Thomas Bernhard révèle en nous la maladie de nos liens...
La veillée mortuaire du poète que l’on vient saluer, devoir de mémoire... Quatre acteurs, quatre facettes du poète, quatre individus pris au piège entre un passé insurmontable et un avenir privé de tout horizon : ils doivent trouver leur place entre deux gouffres béants qui s’ouvrent devant eux. Il leur faut, tout comme nous, choisir comment surmonter l’épreuve de l’existence. Variations autour du poids de l’éducation, des modèles, de la culture, de l’art comme moyen d’exister contre l’insupportable. Successions de chroniques lancées au petit tribunal de l’espèce humaine.
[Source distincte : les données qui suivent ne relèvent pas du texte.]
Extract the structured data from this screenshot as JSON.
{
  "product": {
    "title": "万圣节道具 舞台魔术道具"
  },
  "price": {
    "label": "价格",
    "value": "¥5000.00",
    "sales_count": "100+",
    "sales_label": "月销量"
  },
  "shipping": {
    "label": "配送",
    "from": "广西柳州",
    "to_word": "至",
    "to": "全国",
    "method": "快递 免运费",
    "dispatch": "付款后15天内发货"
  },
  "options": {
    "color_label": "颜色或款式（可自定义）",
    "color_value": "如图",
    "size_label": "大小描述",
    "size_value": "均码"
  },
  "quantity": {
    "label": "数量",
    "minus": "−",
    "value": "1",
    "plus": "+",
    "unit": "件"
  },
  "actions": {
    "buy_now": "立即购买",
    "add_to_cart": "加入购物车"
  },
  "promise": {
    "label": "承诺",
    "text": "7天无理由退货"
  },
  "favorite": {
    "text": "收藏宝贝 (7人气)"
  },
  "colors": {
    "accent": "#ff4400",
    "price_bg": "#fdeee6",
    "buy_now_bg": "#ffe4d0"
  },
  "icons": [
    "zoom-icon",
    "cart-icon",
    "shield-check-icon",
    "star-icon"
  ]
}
Un ami d’enfance retrouvé sur le banc d’une gare fait ressurgir le climat toxique du huis clos familial... Quatre clowns métaphysiques s’amusent de la mort, de l’exil, de la fragilité des êtres... Une remise de prix. Une oraison funèbre, comme une « farce de la désolation » en hommage à Thomas Bernhard et sa traque incessante contre le mensonge, le fascisme et l’artificialité.
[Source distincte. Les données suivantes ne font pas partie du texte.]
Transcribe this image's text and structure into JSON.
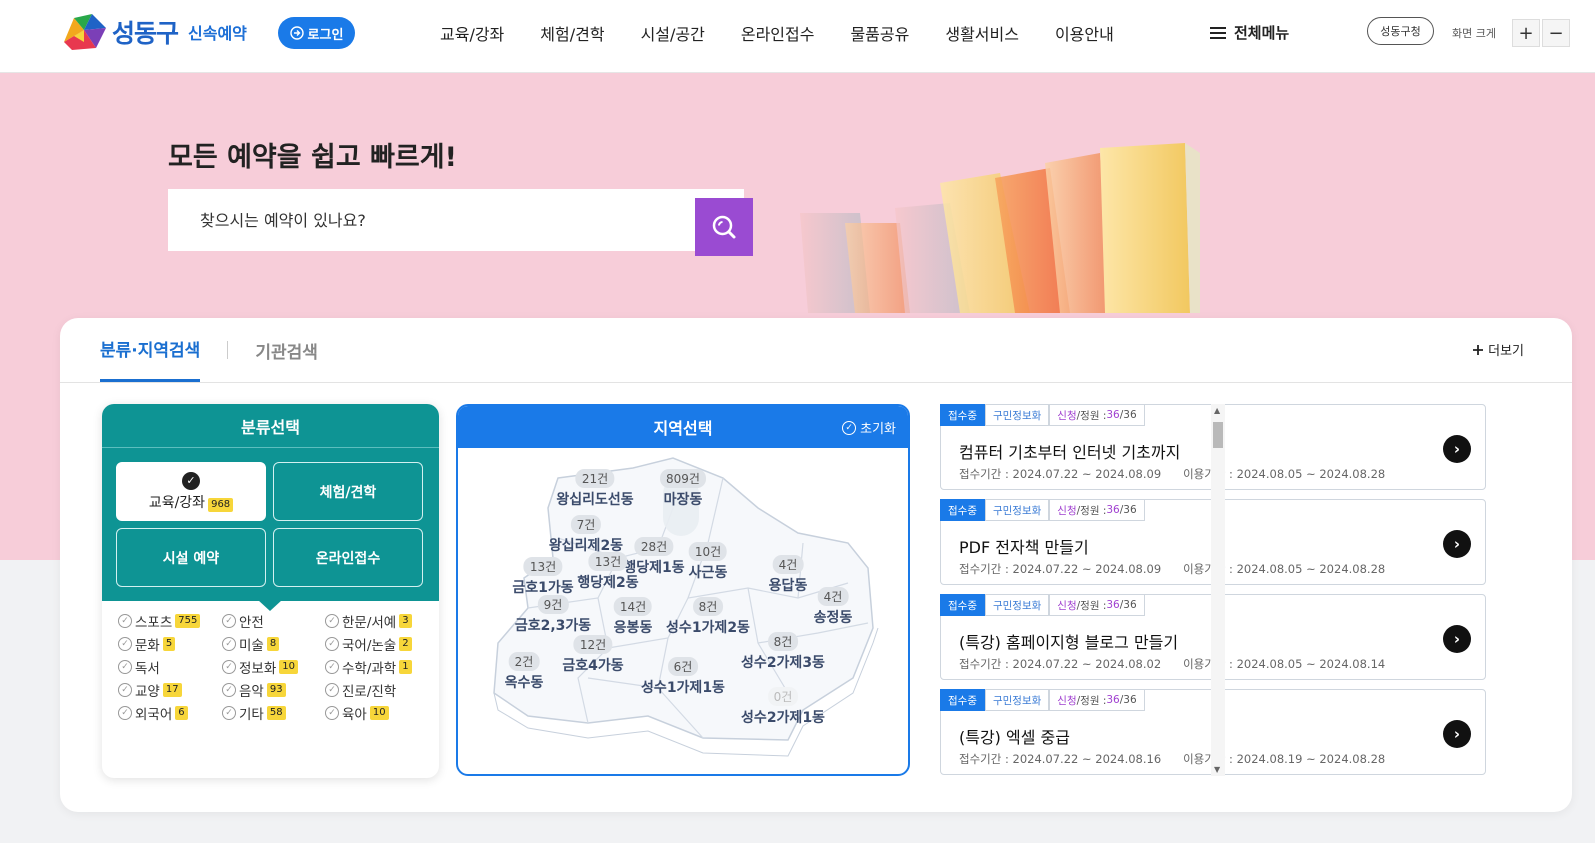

« L’art consiste donc sans aucun doute à supporter l’insupportable et à ne pas ressentir ce qui est effroyable comme tel, c’est-à-dire effroyable. Il va de soi que cet art doit être défini comme le plus difficile qui soit. L’art d’exister contre les faits, dit Oehler, est l’art le plus difficile qui soit. Exister contre les faits signifie, dit Oehler, exister contre l’insupportable et l’effroi. Si nous n’existons pas constamment contre mais seulement avec les faits, dit Oehler, nous succombons dans les plus brefs délais. »
Extrait de Marcher de Thomas Bernhard

« L’œuvre de TB est immense, véhémente, irrésistible, d’un négativisme infatigable. Il est le chantre de toutes les nuances de la mauvaise humeur, depuis la simple irritation jusqu’au meurtre ou au suicide... Son écriture est à la fois monomaniaque et vagabonde, globalement destructrice et passionnée de détails.
Ce n’est jamais fini. Il y a toujours pire. C’est par cette coopération active, frénétique avec le malheur que la littérature de TB, loin d’être un constat mélancolique, est une lutte active, a des effets revigorants. Ses perdants ne sont jamais à bout de souffle ni d’inventivité, précisément parce que c’est de leur échec qu’ils tirent leur intelligence, leur énergie, leur violente (et impuissance) volonté de créer. »
Chantal Thomas

Note de mise en scène

Dans un univers onirique, teinté de couleurs kafkaïennes, la neige a recouvert par endroit les vestiges d’une salle d’attente entre deux mondes, celui du réel et celui artificiel du théâtre, du rêve, ou du passé... J’aimerais que dans cette espace immuable, on traverse l’histoire de cet homme : Thomas Bernhard. Un homme qui se dresse contre.
Nous sommes des acteurs en prise avec notre soit disant socialisme ultra-libéral, nos services et nos droits en voie d’extinction, notre perturbation chronique, nos réformateurs absurdes, nos lois confectionnées comme des costumes sur mesure pour un petit nombre, nos arbres à abattre, nos maîtres anciens qui ne guident plus personne. Cette hystérisassion des identités comme un désir inconscient de fascisme. Notre société naufragée avec des travailleurs qui paient pour travailler, des habitants qui paient pour exister, des hommes qui paient pour avoir une identité, des citoyens divisés, esseulés, étouffés, sans but.
Et bien sûr, des rêves, des envies, un idéal commun. Nos singularités. Et l’humble envie de rire dans les hauteurs de la pensée de Thomas Bernhard.
Thomas Bernhard comme antidote à l’illusion et à l’hypocrisie. Miroir pour réfléchir le monde, sa vanité, sa comédie. C’est dans la représentation de la représentation que se traque le mensonge. Penser, écrire, marcher... Tension permanente vers l’autonomie. Sortir de l’abri, détruire son abri et tout ce qui rattache à l’abri... Renoncement à toute forme d’installation.